Breadth First: For each step, (ie. Download, Processing, Alignment, Linkage, Enrichment, figure generation) process all species before advancing to the next step. The advantage here is that it will be the "easiest" option to code since all I'll have to do is modify the generating functions to take new inputs. The disadvantage is that I'll have to wait a while before I get any results (its an "all or nothing" type of approach). I guess I could start my processing by doing breadth-first on only a few (maybe the top 5).

Depth First: For each species do all steps before advancing to the next species. This would be nice because I can get incremental results. However, I think it would require either a complete re-tooling or some drastic "kludging" to get everything working.

As far as how am I going to keep all of the settings together ... I plan to use a YAML document and then keep that in the source-control. That way everything stays together in one place and can be easily modified when required.

Wednesday, March 2, 2011

started downloading all bacterial sequences

Using sha:
3ba1cd6720cd59c6c5da9da18fcfaf3653b5cffd
I started downloading all bacterial species which have at least 7 completed genomes (at count 50 species). The list is in the repository now.
Used command:
python SequenceDownload.py --file DownloadData.txt

Should only take ~30-60 minutes. This where I will also start with the project tag "BacterialLinkage" to describe how I plan to look for evolution of linkage across many bacterial species.

Edit: Actually takes about ~4 hours to download, unzip and aggregate all of the data.

SequenceDownloader now works completely

As of sha:
b1c22eab927963a716ddc5e6968640ba49d77a85
SequenceDownloader.py now downloads and processes the data.

Need to look for interaction mapping software

Dr. T wants an interaction network with Peter's IBD gene lists that incorporates interaction data and GO terms. I'll look around for some web-tools and see if there are any good cytoscape plugins which can do this sort of thing.

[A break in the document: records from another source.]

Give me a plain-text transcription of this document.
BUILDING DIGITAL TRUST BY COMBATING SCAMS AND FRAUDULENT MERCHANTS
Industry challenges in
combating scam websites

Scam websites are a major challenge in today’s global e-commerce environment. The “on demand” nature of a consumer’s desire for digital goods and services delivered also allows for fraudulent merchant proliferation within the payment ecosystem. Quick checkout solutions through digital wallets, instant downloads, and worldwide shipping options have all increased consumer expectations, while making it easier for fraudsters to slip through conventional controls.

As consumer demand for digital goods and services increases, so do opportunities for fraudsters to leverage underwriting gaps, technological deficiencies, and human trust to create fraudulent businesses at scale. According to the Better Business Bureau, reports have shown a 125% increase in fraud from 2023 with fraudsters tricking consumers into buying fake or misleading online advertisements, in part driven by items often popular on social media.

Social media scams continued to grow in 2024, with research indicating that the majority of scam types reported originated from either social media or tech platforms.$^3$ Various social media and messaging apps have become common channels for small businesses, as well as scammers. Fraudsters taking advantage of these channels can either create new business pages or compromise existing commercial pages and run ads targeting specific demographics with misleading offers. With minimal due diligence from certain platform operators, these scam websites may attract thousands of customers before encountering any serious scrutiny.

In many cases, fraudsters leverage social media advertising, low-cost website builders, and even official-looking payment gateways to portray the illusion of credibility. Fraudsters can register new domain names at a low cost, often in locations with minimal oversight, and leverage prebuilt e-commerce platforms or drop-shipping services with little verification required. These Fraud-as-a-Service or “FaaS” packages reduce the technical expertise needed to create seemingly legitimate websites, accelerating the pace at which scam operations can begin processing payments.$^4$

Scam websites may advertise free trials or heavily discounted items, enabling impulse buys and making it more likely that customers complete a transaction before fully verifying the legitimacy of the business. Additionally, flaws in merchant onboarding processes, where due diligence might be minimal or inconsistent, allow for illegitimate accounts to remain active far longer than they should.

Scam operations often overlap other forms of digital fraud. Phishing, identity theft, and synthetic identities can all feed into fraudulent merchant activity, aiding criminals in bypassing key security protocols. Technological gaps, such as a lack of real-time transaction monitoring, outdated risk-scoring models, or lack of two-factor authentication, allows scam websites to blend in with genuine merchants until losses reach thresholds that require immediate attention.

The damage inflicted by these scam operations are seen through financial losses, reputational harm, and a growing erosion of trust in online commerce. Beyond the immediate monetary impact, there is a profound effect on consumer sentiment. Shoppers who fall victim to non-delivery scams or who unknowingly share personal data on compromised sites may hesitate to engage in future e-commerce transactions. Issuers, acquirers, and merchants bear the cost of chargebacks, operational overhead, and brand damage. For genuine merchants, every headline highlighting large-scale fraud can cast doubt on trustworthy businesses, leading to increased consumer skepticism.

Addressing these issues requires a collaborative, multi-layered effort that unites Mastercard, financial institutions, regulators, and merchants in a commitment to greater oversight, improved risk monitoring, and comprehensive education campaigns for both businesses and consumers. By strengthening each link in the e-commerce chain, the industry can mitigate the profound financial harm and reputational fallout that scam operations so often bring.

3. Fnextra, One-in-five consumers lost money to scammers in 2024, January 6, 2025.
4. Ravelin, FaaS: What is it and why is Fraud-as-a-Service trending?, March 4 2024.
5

Finishing up SequenceDownload.py functions

I'm finishing and polishing the SequenceDownload function in the linkage project. Currently it only downloads data and unzips it. I still need to make a small function which integrates the data into a set of fasta files for each protein.

Tuesday, March 1, 2011

Steve's microarray results

When comparing healthy individuals there were 14 probes that were found in all patients, 190 patients that were in at least 4 patients and 197 in at least 3.

When comparing healthy to infected individuals there were NO PROBES that were conserved between individuals ... only 3 were in the 197 genes mentioned above.

So (at least from this data ... GSE18816 and GSE24533) it doesn't seem that there are genes commonly differentially expressed when infected. However, this dataset is SUPER tiny and not big enough to make conclusions from.